Eine grauenhafte Geschichte, nicht von einem Horrorromanschriftsteller sondern aus der Bibel
„Jiftach legte dem Herrn ein Gelübde ab und sagte: „Wenn du die Ammoniter wirklich in meine Gewalt gibst, und wenn ich wohlbehalten von den Ammonitern zurückkehre, dann soll, was immer mir (als Erstes) aus der Tür meines Hauses entgegenkommt, dem Herrn gehören, und ich will es ihm als Brandopfer darbringen.“ (Richter, 11,30f). Krieg war mal wieder. Israel gegen die Ammoniter. Dieser Richter wußte, daß ein Sieg oder eine Niederlage in einem Kriege zuerst und letztendlich von Gott abhängt. Nur wenn Gott mit ihm ist, dann wird er siegen. Wendet Gott sich ab von ihm, dann wird er mit seinem Heer unterliegen. War Gott nicht immer mit Israel, seinem erwählten Volk? Für diesen Richter war das keine Selbstverständlichkeit. Gott war und ist der Gott Abrahams, Isaaks und Jakobs, der Gott, der Israel aus Ägypten befreite, der Gott der Wüstenwanderung, aber er ist kein Gott, der selbstverständlich immer mit seinem Volke ist. Denn Gott ging einen Bund mit ihm ein. Wenn Israel bundestreu ist, dann ist auch Gott mit seinem Volke, bricht Israel den Bund, dann gelten ihm Gottes Verheißungen nicht mehr. „Der Geist des Herrn kam über ihn“ (V.29), über den Richter, und er zog aus in den Krieg. Dann legt der Richter das Gelübde ab. Ist auch dies Gelübde noch inspiriert vom Geist des Herrn? Jiftach wußte: Nur wenn Gott mit mir ist, wird sein Heer gewinnen. Er verspricht Gott ein Opfer. Ich werde es dir darbringen, wenn du nun mir und meinem Heer zum Siege verhilfst. Auch hier steht ein Opfer im Vordergrund. Unfromm, aber nüchtern betrachtet: es klingt wie ein Bestechungsversuch: „Gib du mir, dann gebe ich dir.“ Das den modernen Bibelleser Befremdlichste: Gott nimmt dieses Geschäft an. Er gibt dem Richter und seinem Heer den Sieg für das Versprechen eines Opfers. Ein seltsames Opfer verspricht der Richter: „Das, was mir als Erstes aus der Haustüre entgegenkommt, wenn ich siegreich aus dem Krieg heimkehre, werde ich dir, meinem Gott opfern.“ Gott hat seinen Wunsch erhört, weil er ihm dies Gelübde gab. Gott war natürlich nicht moralisch verpflichtet, sich darauf einzulassen, aber er war so gnädig, daß er das tat. Auch hier sei wieder angemerkt: wie wertvoll sind Gott doch die Opfer, die Fromme ihm darbringen!

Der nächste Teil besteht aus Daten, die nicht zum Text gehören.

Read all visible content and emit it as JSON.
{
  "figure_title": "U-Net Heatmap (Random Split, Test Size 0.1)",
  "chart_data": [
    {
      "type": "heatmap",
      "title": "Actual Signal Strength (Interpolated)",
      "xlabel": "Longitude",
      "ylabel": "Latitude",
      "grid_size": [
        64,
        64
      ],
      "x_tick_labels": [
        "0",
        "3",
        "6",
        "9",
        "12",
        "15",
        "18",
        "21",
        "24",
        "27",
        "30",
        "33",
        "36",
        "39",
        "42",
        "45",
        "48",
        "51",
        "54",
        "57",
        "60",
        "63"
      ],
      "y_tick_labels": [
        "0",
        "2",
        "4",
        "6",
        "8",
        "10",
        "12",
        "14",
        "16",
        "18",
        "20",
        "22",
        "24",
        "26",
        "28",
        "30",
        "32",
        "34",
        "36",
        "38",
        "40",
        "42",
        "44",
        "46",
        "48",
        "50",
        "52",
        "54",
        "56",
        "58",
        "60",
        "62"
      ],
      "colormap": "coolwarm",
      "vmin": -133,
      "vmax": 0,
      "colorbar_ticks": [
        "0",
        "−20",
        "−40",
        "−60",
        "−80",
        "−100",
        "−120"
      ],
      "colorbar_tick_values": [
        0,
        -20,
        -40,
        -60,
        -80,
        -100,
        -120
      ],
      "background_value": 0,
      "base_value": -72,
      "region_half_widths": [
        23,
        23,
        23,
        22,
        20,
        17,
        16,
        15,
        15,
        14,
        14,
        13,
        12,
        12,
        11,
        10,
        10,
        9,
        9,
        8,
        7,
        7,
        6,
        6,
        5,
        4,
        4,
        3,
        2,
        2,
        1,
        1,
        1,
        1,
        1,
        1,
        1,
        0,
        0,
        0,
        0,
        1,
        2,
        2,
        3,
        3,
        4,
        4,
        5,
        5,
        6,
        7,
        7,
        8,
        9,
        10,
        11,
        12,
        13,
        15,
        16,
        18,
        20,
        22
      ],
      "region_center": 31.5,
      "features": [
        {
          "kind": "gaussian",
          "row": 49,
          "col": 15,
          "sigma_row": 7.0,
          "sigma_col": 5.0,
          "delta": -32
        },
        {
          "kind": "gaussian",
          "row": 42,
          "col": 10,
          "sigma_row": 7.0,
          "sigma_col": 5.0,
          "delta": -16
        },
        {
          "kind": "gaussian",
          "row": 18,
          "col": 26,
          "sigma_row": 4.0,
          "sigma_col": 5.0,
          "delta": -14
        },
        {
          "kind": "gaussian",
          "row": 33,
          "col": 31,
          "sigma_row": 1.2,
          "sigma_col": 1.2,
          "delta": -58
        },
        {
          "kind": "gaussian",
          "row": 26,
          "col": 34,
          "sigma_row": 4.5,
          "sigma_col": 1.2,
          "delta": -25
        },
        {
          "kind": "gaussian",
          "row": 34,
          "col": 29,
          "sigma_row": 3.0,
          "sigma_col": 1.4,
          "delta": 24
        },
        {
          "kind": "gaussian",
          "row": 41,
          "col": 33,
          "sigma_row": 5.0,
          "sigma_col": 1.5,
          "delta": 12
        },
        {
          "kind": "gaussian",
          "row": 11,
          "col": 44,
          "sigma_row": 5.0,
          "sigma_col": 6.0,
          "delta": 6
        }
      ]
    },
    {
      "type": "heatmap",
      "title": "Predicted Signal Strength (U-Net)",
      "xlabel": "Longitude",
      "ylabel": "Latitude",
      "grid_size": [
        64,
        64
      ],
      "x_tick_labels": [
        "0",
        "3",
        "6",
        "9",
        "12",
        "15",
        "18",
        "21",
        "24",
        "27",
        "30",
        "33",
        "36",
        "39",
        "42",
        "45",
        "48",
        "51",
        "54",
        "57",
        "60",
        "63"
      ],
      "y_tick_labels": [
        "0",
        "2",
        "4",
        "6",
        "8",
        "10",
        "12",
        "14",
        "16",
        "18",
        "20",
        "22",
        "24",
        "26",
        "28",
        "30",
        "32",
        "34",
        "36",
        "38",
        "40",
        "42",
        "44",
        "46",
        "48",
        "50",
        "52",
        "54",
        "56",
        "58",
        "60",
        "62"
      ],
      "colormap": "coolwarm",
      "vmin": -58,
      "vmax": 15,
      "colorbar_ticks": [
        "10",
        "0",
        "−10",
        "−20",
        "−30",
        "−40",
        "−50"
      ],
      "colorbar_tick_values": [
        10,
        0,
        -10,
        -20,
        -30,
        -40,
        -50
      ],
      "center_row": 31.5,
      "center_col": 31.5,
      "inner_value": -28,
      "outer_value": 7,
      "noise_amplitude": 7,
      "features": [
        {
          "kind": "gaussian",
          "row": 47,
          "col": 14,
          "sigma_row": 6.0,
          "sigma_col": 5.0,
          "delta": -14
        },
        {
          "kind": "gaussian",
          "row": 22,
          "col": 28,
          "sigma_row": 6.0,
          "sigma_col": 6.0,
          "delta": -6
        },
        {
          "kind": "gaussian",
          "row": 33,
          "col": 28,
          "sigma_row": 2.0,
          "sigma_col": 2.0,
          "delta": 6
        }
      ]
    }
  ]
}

Und dann die Tragödie: Seine einzige Tochter kam ihm entgegen, tanzend zur Pauke, den siegreichen Vater zu empfangen. Es war sein einziges Kind, seine Tochter. Sie trat ihm aus dem Haus entgegen, um ihn zu empfangen. Das war ihr Todesurteil. Dadurch wurde sie dazu bestimmt, das versprochene Opfer zu werden. Der Richter zerriß seine Kleider - das ist die ritualisierte Form, um das innere Entsetzen, das den Vater überfiel, auszudrücken. Kann es für diesen Vater ein größeres Unglück geben als das, seine Tochter nun als Opfer darbringen zu müssen? Es stürzte ihn ins Unglück.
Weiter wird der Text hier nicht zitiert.